Algonquin Power Income Fund acquired AirSource Power Fund I LP in a transaction valued at approximately $210 million. AirSource developed Manitoba's first (100 MW) operating wind energy facility located near the Town of St. Leon, Manitoba. AirSource unitholders were offered units of Algonquin or limited partnership units of Algonquin (AirSource) Power LP exchangeable into Algonquin units. Pursuant to the “go shop” provisions of the support agreement, which was the first of its kind to be entered into in Canada without the normal “deal protection” mechanisms, AirSource retained the right to solicit or entertain competing offers without providing “matching rights” or a break fee.
Algonquin was represented by Blake, Cassels & Graydon LLP with a team that included Ken Pearce, Leslie Wong, Kate McGilvray, Michael Fabbri, Kurt Sarno and Christina Beaudoin in their Toronto office (corporate/securities) and Ronald Mar and Edmund Gill in the Calgary office (tax).

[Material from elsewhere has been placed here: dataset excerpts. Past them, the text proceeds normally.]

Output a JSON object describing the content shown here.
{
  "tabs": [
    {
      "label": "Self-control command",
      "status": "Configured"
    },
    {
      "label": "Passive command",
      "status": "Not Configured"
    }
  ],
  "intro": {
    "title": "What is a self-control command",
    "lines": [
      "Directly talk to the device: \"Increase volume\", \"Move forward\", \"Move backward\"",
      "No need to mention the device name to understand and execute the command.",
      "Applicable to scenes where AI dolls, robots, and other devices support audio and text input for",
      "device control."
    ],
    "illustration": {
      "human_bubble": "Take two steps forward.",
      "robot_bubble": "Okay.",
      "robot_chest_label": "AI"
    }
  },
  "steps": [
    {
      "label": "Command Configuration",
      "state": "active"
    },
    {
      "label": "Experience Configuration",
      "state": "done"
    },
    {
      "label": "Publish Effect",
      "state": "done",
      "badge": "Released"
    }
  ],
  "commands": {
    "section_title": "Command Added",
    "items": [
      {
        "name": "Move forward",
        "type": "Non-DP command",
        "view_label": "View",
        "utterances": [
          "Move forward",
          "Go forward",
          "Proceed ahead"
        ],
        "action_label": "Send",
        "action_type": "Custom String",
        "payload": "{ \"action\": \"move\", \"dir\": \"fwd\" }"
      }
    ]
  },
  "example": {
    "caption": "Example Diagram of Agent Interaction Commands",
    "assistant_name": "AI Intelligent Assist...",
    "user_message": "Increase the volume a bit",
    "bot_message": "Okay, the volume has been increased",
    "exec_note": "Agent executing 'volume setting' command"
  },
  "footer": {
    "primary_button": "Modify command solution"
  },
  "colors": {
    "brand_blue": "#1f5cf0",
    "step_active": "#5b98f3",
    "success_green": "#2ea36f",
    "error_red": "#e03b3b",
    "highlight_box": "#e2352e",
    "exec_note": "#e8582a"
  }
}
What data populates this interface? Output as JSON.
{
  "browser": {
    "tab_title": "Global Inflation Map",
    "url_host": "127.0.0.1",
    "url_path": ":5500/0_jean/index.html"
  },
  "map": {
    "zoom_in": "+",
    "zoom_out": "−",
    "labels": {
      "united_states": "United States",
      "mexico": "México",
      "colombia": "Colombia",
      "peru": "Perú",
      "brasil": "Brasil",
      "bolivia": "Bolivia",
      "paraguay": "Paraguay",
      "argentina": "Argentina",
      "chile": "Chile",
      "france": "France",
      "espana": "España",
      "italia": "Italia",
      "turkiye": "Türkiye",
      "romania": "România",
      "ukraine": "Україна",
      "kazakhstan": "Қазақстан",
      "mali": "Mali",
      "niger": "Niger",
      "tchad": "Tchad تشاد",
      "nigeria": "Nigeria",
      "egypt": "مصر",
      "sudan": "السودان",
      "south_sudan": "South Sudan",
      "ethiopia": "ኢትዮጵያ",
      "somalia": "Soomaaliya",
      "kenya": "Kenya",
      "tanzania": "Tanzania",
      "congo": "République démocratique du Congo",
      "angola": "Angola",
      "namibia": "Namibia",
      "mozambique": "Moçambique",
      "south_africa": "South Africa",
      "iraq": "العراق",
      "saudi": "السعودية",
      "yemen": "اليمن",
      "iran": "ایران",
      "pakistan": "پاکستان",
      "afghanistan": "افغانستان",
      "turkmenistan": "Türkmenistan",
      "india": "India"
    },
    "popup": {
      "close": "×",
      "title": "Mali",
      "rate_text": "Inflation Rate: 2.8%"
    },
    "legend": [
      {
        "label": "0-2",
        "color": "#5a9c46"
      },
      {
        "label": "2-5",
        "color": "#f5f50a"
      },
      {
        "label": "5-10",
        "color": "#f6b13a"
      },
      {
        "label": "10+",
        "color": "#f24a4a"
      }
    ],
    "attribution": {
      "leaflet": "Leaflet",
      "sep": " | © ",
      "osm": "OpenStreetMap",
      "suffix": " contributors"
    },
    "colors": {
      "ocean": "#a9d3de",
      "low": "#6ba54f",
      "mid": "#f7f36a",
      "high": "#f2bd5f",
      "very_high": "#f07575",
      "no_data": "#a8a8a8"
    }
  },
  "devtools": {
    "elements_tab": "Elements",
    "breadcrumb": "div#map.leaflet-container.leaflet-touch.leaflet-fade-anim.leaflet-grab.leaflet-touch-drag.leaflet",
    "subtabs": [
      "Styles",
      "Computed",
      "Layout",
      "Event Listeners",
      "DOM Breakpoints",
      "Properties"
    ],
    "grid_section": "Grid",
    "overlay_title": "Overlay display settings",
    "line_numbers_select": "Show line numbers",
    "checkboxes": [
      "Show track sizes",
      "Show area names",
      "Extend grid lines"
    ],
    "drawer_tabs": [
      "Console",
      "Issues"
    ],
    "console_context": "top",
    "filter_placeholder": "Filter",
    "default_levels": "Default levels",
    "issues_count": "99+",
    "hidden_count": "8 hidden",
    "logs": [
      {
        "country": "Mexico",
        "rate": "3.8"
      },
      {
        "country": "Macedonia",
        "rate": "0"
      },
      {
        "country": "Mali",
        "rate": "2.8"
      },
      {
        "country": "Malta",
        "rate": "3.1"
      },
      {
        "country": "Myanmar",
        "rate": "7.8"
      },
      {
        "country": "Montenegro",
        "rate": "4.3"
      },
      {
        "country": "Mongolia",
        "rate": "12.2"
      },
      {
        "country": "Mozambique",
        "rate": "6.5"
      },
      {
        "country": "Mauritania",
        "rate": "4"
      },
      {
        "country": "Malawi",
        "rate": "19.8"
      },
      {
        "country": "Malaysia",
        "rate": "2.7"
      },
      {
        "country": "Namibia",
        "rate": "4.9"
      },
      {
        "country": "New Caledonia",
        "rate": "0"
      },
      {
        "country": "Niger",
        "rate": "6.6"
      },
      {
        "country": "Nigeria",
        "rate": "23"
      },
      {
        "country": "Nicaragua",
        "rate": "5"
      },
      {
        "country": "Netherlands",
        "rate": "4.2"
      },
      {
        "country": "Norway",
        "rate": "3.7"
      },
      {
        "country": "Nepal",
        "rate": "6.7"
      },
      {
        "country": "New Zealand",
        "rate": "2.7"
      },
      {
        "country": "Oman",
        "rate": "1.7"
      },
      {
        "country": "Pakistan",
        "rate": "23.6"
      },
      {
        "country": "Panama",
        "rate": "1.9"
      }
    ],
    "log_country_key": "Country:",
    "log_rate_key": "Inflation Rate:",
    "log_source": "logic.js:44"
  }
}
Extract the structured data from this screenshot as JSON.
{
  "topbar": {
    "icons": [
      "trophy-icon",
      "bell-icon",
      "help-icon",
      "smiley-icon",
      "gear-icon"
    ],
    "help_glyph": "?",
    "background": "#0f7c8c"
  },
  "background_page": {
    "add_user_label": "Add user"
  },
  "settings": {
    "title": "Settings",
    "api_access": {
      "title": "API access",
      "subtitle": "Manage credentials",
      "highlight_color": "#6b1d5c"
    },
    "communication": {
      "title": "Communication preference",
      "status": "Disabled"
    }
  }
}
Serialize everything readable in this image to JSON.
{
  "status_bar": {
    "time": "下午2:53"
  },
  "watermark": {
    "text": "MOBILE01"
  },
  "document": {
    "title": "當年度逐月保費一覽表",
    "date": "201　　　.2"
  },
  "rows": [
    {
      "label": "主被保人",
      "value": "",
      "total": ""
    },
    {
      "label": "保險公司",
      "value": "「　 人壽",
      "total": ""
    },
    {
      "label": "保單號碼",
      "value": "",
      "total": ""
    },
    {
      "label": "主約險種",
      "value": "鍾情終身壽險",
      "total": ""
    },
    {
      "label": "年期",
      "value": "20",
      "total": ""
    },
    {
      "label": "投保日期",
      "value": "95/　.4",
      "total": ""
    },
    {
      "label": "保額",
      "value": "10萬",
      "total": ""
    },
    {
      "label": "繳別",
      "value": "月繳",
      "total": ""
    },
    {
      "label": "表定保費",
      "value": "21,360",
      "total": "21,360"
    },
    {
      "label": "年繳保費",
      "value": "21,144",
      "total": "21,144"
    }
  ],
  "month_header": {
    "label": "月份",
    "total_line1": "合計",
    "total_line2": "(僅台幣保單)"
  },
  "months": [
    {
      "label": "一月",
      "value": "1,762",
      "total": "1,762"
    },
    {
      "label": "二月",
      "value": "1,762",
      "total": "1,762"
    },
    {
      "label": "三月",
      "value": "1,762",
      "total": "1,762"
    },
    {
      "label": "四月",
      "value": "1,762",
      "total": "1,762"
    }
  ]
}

The AirSource independent liquidity committee, which structured and orchestrated the transaction, was represented by Davis & Company LLP and Sheinin & Company, its affiliated firm of chartered accountants. Al Hudec and Ruby Chan of Davis's Vancouver office advised with respect to securities and M&A matters, assisted by Alec Szibbo with respect to general commercial matters.